Natalie mendengus. Benar kan, bukan karena kekalahannya Regina Pacis. Dia tidak mungkin masih bisa se-sumringah ini dengan skor 80-60 dari Regina Pacis. Itu sih kalah telak namanya.
"Siapa?" Natalie memutar bola matanya. Dia mencoba mengingat cewek mana lagi yang sedang di pe-de-ka-te-in laki buaya ini.
"Aya-lah, siapa lagi coba!" Roy menegak sebotol air mineralnya sampai tandas. Dia mengabaikan muka cengoh Natalie yang menatapnya tak percaya.
"Lo seriusan sama dia?"
Roy mengangguk yakin. Disampirkan jaketnya di bahu Natalie dan menepuk rambutnya. "Sorry, gue nggak bisa nganter lo. Pulang naik taksi aja dan pakai celana olahraga lo."
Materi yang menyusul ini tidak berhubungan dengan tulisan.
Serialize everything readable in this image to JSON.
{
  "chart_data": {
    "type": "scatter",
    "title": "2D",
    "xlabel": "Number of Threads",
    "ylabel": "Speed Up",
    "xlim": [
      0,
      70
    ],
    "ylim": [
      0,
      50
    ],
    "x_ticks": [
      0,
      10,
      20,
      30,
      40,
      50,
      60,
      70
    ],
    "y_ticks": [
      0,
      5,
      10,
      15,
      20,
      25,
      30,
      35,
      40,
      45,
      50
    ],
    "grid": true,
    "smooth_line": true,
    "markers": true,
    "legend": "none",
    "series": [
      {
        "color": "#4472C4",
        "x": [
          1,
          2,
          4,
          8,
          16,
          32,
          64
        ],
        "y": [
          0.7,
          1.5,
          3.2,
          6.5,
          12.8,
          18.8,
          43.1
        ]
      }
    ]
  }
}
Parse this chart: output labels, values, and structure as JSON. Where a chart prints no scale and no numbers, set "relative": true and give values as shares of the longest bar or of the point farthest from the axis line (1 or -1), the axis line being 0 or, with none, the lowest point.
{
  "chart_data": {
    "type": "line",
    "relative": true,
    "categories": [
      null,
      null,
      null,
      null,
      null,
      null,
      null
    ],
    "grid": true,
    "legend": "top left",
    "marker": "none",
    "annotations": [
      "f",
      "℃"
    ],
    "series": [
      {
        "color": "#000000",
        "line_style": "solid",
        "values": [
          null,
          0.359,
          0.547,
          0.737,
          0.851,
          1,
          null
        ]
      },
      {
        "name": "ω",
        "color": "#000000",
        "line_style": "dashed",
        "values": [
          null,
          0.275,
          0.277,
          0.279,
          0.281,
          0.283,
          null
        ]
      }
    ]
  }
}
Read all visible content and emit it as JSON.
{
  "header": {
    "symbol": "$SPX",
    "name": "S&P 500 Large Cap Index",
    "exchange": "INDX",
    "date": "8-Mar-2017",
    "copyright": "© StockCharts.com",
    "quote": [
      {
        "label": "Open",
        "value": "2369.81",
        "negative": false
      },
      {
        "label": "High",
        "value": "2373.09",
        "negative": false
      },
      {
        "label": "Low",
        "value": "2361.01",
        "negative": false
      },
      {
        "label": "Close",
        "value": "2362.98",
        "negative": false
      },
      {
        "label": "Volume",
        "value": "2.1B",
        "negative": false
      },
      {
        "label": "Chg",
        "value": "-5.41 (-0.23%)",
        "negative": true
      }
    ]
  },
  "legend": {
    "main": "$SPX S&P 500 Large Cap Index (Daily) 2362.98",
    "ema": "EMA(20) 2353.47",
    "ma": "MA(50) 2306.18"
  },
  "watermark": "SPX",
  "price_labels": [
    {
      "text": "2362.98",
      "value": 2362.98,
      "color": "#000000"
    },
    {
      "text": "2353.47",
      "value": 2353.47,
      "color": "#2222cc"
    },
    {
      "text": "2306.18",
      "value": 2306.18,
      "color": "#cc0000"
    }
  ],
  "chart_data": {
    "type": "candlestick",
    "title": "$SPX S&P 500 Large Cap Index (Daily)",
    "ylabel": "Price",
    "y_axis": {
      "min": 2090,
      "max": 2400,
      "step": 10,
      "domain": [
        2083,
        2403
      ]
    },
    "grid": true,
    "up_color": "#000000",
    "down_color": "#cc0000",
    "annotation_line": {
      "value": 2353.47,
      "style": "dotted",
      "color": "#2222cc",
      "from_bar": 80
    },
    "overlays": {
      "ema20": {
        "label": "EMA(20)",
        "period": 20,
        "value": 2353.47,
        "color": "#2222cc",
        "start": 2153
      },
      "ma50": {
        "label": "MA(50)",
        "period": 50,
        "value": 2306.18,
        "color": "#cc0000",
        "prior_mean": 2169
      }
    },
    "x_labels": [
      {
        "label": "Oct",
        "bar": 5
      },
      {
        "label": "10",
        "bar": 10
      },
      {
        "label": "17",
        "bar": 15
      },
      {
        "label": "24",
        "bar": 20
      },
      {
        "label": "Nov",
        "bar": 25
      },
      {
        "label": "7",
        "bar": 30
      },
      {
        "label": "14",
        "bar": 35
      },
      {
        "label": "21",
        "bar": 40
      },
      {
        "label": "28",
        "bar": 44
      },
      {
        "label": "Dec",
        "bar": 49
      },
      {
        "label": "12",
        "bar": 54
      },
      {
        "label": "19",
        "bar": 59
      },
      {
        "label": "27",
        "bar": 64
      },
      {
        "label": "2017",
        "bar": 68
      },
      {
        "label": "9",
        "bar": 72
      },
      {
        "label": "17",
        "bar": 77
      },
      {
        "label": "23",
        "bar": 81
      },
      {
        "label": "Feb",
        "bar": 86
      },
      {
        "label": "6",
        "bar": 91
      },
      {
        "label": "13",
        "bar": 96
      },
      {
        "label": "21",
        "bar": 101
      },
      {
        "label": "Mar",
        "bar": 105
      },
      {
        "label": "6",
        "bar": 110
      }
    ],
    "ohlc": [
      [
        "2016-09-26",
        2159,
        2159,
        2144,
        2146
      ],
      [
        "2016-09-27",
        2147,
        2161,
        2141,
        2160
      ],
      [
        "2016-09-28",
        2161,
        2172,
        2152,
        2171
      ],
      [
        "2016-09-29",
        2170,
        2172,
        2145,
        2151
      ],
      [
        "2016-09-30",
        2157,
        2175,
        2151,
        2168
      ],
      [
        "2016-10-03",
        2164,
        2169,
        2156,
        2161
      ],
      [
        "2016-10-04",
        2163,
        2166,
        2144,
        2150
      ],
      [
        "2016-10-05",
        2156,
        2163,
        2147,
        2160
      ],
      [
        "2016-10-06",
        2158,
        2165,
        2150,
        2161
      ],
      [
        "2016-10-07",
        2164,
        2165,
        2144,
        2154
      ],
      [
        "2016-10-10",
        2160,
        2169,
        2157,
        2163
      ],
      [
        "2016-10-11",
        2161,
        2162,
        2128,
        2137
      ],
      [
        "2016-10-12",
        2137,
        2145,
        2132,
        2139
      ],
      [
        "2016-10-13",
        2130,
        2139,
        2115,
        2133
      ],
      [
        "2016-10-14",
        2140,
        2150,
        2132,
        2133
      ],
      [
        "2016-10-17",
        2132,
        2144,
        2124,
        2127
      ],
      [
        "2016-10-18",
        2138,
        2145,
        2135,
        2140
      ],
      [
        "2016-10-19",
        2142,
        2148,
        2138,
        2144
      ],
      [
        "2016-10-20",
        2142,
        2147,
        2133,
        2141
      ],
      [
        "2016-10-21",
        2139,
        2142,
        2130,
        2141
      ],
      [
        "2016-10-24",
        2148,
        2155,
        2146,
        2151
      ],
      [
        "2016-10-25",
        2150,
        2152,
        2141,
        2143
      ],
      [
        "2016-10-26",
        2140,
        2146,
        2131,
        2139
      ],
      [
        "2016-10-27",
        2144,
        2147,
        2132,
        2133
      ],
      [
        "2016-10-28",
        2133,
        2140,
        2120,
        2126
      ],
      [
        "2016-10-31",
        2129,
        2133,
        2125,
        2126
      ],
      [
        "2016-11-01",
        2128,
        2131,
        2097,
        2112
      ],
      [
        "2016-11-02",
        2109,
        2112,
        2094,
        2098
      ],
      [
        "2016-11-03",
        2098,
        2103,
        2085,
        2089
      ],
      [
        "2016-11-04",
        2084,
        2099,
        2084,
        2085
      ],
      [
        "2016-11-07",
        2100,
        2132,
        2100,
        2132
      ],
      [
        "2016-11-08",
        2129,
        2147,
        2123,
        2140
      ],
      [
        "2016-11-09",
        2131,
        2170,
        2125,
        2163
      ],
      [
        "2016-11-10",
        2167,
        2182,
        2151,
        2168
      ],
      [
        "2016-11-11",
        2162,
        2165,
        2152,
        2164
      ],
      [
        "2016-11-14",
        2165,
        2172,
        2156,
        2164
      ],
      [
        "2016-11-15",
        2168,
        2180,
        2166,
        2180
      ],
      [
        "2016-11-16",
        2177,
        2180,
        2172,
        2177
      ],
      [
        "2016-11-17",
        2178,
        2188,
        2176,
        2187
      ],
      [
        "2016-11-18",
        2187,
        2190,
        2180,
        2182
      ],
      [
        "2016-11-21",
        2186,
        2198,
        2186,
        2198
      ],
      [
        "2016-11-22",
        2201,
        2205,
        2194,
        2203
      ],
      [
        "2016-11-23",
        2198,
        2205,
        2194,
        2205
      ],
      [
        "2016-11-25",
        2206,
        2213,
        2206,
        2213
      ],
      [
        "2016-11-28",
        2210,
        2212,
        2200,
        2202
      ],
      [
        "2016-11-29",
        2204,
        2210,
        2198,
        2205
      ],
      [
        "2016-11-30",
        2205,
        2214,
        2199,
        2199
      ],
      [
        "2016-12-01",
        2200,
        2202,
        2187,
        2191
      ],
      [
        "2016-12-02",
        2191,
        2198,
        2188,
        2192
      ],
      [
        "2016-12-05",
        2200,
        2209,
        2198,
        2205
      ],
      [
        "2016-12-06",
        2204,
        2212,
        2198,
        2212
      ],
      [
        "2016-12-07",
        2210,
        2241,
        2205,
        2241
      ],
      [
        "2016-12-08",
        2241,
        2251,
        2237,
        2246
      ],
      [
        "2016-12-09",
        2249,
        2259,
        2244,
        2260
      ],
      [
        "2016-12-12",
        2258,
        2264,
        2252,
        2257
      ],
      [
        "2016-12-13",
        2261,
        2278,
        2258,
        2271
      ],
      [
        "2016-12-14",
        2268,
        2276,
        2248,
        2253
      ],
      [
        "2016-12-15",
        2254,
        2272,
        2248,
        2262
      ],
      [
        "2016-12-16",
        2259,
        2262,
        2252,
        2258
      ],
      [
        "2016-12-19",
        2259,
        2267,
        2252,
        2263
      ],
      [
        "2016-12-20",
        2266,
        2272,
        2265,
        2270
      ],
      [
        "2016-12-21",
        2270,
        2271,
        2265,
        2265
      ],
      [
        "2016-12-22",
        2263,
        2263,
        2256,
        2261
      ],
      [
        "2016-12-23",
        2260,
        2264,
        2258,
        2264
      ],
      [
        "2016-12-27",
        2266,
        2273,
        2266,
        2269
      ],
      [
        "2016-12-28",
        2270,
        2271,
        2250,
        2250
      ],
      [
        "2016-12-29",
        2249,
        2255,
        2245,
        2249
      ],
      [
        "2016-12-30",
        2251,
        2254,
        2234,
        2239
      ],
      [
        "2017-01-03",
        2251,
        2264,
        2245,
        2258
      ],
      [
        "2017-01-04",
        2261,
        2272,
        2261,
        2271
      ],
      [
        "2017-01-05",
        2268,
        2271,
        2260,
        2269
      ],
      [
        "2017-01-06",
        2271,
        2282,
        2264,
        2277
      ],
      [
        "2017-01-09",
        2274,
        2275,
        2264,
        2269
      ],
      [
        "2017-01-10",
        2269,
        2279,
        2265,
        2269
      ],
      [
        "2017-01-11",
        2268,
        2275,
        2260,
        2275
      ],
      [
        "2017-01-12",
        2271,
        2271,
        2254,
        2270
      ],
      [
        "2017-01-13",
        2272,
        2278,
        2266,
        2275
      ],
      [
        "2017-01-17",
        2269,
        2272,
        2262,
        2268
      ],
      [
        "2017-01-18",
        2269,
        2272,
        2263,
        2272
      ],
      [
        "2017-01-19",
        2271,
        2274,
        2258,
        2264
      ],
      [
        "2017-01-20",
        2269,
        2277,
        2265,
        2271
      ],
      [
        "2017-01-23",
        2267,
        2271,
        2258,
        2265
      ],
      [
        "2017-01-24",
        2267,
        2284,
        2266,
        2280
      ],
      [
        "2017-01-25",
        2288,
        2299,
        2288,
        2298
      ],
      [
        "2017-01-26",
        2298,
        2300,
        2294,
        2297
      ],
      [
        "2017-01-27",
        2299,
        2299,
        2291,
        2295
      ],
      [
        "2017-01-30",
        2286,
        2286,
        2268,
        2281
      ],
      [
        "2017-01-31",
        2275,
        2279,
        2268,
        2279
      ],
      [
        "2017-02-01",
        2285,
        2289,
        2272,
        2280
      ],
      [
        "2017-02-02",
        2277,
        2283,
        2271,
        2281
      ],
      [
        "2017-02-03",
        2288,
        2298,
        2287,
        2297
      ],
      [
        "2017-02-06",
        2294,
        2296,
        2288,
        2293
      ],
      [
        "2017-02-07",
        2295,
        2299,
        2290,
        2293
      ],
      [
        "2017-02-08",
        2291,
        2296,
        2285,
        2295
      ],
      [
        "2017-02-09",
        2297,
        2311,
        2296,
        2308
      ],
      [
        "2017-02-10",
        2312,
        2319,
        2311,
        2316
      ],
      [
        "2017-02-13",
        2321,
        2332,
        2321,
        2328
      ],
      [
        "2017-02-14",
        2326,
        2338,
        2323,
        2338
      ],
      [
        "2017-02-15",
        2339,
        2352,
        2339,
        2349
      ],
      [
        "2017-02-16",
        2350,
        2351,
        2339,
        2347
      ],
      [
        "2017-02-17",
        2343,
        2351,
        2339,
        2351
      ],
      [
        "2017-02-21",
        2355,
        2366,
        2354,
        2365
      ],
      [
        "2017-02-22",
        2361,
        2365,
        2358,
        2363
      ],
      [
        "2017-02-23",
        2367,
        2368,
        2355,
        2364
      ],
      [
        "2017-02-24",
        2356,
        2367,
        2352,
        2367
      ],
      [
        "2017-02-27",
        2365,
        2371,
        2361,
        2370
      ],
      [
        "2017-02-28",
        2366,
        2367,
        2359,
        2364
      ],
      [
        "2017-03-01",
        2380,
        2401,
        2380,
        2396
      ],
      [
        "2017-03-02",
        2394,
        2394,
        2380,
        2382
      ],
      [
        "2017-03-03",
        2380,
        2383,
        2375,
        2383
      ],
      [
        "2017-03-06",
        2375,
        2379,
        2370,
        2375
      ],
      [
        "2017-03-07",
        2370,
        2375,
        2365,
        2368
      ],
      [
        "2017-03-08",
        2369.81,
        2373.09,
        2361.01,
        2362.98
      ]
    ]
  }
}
Natalie menggigit ujung bibirnya. Ditatap punggung yang telah berlalu itu dengan pandangan yang sulit diterjemahkan.
***
“Aku nggak dapet tempat, Roy,” Aya memberi alasan saat ditanya kenapa bisa duduk di bangku supporter lawan. Menutupi tingkah bodohnya karena kebingungan membedakan mana teman-teman SMAnya dan mana anak-anak Regina Pacis. Masalahnya ini kali pertama Aya lihat pertandingan basket di luar sekolahnya.
Roy mengulum senyum. Ditahan tawanya mati-matian, tapi akhirnya meledak juga tawanya.
“Aku serius, Royyy!”
“Iya. Iya. Aku percaya kok!” Roy mengacak rambut Aya sambil berusaha menghentikan tawanya. Rasa kecewa karena kalah dari Regina Pacis tiba-tiba menguap entah ke mana. Apalagi saat melihat Aya yang tersenyum begitu mereka keluar lapangan. Gadis itu menyambut mereka dengan seplastik pir dan apel yang ia beli.
“Katanya nggak bisa dateng?” Roy membukakan pintu mobilnya buat Aya. Biasanya tiap habis tanding, dia dan teman-temannya akan mampir ke kafe sebentar sebelum pulang. Sekedar mencari minum atau melepas lelah. Tapi kali ini dia mengusir teman-temannya yang mau nebeng, termasuk Natalie. And this nite just me and her!
Aya mengusap rambutnya. “Ehm… awalnya sih iya. Tapi nggak tahu juga kenapa tiba-tiba aku ingin kasih kejutan ke kamu.”Wajah Roy memerah. Sialnya dia tidak bisa menutupi polahnya yang mendadak salting. “Kejutan?”
Pipi Aya memerah malu mengingat kebodohannya. “Iya. Tapi gagal kayaknya. Hehehe.”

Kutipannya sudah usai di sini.